The authors propose a relatively novel statistical method for estimating excess length of stay and compare this with other methods that are widely used, and found that existing methods do not perform that well, and may provide results that could mislead decision makers.

Says Dr. Graves, “The different statistical approaches to modeling length of stay have been debated in the literature”, “Our method is more involved than the other methods to apply, but has distinct advantages”, “There is a chronic shortage of hospital bed days in most countries and so it is important to understanding why they are used”.

Many factors influence how long a patient spends in hospital. Some cannot be changed, such as age or primary diagnosis, but others, such as the risk of acquiring an infection during the admission can be reduced. Making accurate estimates of the impact of these factors on prolonging or shortening length of stay is important. This information can be used to guide decisions about how hospital services should be organized.

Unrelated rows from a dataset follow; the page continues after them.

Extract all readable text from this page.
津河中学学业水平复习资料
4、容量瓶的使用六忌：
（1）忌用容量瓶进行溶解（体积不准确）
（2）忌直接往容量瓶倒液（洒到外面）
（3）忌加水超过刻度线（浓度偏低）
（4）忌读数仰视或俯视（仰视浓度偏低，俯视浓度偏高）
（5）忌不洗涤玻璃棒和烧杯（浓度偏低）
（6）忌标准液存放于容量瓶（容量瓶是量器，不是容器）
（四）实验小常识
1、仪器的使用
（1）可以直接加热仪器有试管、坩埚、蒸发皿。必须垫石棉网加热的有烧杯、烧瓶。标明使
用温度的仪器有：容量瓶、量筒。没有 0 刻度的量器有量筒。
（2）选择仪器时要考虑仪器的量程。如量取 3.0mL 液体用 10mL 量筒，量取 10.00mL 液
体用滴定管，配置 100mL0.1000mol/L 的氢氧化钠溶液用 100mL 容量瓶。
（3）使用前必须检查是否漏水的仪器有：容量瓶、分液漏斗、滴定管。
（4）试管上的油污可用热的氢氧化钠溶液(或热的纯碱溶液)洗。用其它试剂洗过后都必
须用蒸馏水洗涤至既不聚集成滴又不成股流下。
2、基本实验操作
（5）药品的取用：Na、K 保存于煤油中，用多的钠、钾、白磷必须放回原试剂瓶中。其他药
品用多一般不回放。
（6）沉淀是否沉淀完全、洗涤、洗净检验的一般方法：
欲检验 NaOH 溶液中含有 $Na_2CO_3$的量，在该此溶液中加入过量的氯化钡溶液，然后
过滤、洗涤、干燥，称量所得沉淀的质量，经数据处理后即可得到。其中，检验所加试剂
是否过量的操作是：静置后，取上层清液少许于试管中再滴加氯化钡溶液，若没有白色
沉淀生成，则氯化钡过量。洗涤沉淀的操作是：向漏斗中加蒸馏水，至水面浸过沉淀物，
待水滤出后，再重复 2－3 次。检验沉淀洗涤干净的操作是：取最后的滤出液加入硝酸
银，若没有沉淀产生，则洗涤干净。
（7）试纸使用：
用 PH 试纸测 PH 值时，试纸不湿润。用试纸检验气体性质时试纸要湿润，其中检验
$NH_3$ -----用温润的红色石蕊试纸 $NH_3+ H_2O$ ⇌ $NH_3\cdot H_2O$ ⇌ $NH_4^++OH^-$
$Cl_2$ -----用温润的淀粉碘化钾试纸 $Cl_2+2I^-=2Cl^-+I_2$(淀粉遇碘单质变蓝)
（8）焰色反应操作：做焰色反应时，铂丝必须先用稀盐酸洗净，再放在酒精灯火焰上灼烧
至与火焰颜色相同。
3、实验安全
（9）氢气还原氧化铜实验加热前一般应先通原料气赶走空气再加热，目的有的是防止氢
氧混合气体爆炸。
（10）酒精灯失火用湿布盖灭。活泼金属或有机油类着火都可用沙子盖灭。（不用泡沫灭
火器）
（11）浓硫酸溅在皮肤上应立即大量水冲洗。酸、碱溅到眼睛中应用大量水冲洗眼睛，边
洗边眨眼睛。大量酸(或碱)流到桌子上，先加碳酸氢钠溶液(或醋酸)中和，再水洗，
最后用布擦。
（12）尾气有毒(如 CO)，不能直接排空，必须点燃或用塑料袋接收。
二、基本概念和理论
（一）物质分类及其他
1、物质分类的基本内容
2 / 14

The findings will be presented in Value in Health, the official journal of the International Society for Pharmacoeconomics and outcomes Research. 

Value in Health (ISSN 1098-3015) publishes papers, concepts, and ideas that advance the field of pharmacoeconomics and outcomes research and help health care leaders to make decisions that are solidly evidence-based.  The journal is published bi-monthly and has a regular readership of over 3,000 clinicians, decision-makers, and researchers worldwide. 

ISPOR is a nonprofit, international organization that strives to translate pharmacoeconomics and outcomes research into practice to ensure that society allocates scarce health care resources wisely, fairly, and efficiently.